La situation a atteint un tournant critique après la réunion de Paris du 6 janvier, à laquelle ont participé les États-Unis, la France, Israël et le régime de Damas, incluant des forces issues de réseaux auparavant liés à Daech et à Al-Qaïda. Dans la foulée, des attaques massives ont visé les quartiers kurdes de Şeyh Maksut et d’Eşrefiye à Alep. Soutenues techniquement et militairement par l’État turc, ces offensives visent à redessiner la région en éliminant les Kurdes et leurs acquis politiques.
Alors que les puissances internationales cherchent à affaiblir l’expérience démocratique du Rojava, l’État turc et les forces de Damas poursuivent une logique de revanche face à la défaite infligée à Daech en 2015. Profitant du silence international, l’offensive s’est étendue à l’est de l’Euphrate, faisant planer la menace d’une attaque de grande ampleur pouvant s’étendre jusqu’au Kurdistan du Sud.
Sous la pression des États-Unis et du Qatar, certaines tribus arabes au sein des Forces démocratiques syriennes (FDS) ont changé de position, dans le but d’attiser un conflit entre Arabes et Kurdes. Pour prévenir cette escalade et protéger la population, les FDS ont procédé à un redéploiement stratégique de leurs forces.
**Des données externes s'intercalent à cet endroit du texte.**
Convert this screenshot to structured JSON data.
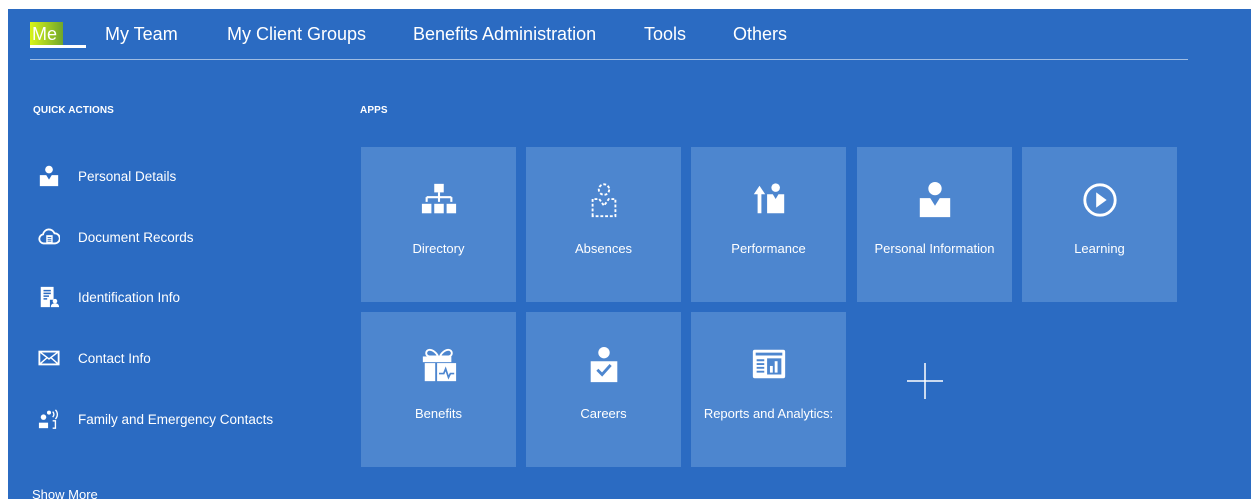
{
  "nav": {
    "tabs": [
      "Me",
      "My Team",
      "My Client Groups",
      "Benefits Administration",
      "Tools",
      "Others"
    ],
    "active_tab": "Me"
  },
  "quick_actions": {
    "title": "QUICK ACTIONS",
    "items": [
      {
        "label": "Personal Details",
        "icon": "person-icon"
      },
      {
        "label": "Document Records",
        "icon": "cloud-document-icon"
      },
      {
        "label": "Identification Info",
        "icon": "id-document-icon"
      },
      {
        "label": "Contact Info",
        "icon": "envelope-icon"
      },
      {
        "label": "Family and Emergency Contacts",
        "icon": "family-contacts-icon"
      }
    ],
    "show_more": "Show More"
  },
  "apps": {
    "title": "APPS",
    "tiles": [
      {
        "label": "Directory",
        "icon": "org-chart-icon"
      },
      {
        "label": "Absences",
        "icon": "absent-person-icon"
      },
      {
        "label": "Performance",
        "icon": "performance-icon"
      },
      {
        "label": "Personal Information",
        "icon": "person-icon"
      },
      {
        "label": "Learning",
        "icon": "play-circle-icon"
      },
      {
        "label": "Benefits",
        "icon": "gift-heartbeat-icon"
      },
      {
        "label": "Careers",
        "icon": "person-check-icon"
      },
      {
        "label": "Reports and Analytics:",
        "icon": "report-chart-icon"
      }
    ]
  },
  "colors": {
    "background": "#2b6bc2",
    "tile": "#4d86cf",
    "highlight": "#b7e01f"
  }
}
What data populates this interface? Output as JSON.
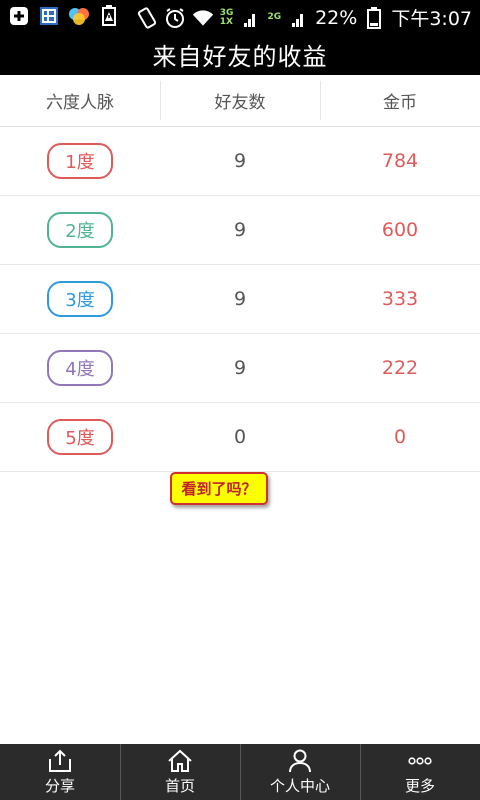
{
  "status_bar": {
    "net_3g": "3G",
    "net_1x": "1X",
    "net_2g": "2G",
    "battery": "22%",
    "time": "下午3:07",
    "icons": [
      "add-square-icon",
      "calendar-icon",
      "colorful-circles-icon",
      "battery-warning-icon",
      "rotate-icon",
      "alarm-icon",
      "wifi-icon",
      "signal-icon",
      "battery-icon"
    ]
  },
  "header": {
    "title": "来自好友的收益"
  },
  "table": {
    "columns": [
      "六度人脉",
      "好友数",
      "金币"
    ],
    "rows": [
      {
        "degree": "1度",
        "friends": "9",
        "coins": "784",
        "color": "#e05a5a"
      },
      {
        "degree": "2度",
        "friends": "9",
        "coins": "600",
        "color": "#4fb394"
      },
      {
        "degree": "3度",
        "friends": "9",
        "coins": "333",
        "color": "#2e9be0"
      },
      {
        "degree": "4度",
        "friends": "9",
        "coins": "222",
        "color": "#9177b8"
      },
      {
        "degree": "5度",
        "friends": "0",
        "coins": "0",
        "color": "#e05a5a"
      }
    ]
  },
  "hint": {
    "text": "看到了吗？"
  },
  "bottom_nav": [
    {
      "label": "分享",
      "icon": "share-icon"
    },
    {
      "label": "首页",
      "icon": "home-icon"
    },
    {
      "label": "个人中心",
      "icon": "user-icon"
    },
    {
      "label": "更多",
      "icon": "more-icon"
    }
  ]
}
Malgré les politiques d’effacement menées contre eux, les Kurdes ont démontré leur refus de se soumettre, du Kurdistan à l’Europe. Cette mobilisation a mis en lumière la solidité de leur unité nationale. L’accord du 28 janvier entre les FDS et les forces de Damas ouvre désormais un processus de négociation essentiel, portant notamment sur le statut de l’Administration autonome et l’avenir des YPG (Unités de protection du peuple) et YPJ (Unités de protection de la femme), acteurs majeurs de la lutte démocratique et de l’émancipation des femmes.
Ce qui se joue aujourd’hui dépasse la seule question kurde : c’est l’avenir démocratique des peuples et les valeurs universelles qu’ils défendent qui sont en danger. Si la France se présente comme observatrice et garante, notre tâche prioritaire sera de lui rappeler ses responsabilités et de l’appeler à agir en conséquence.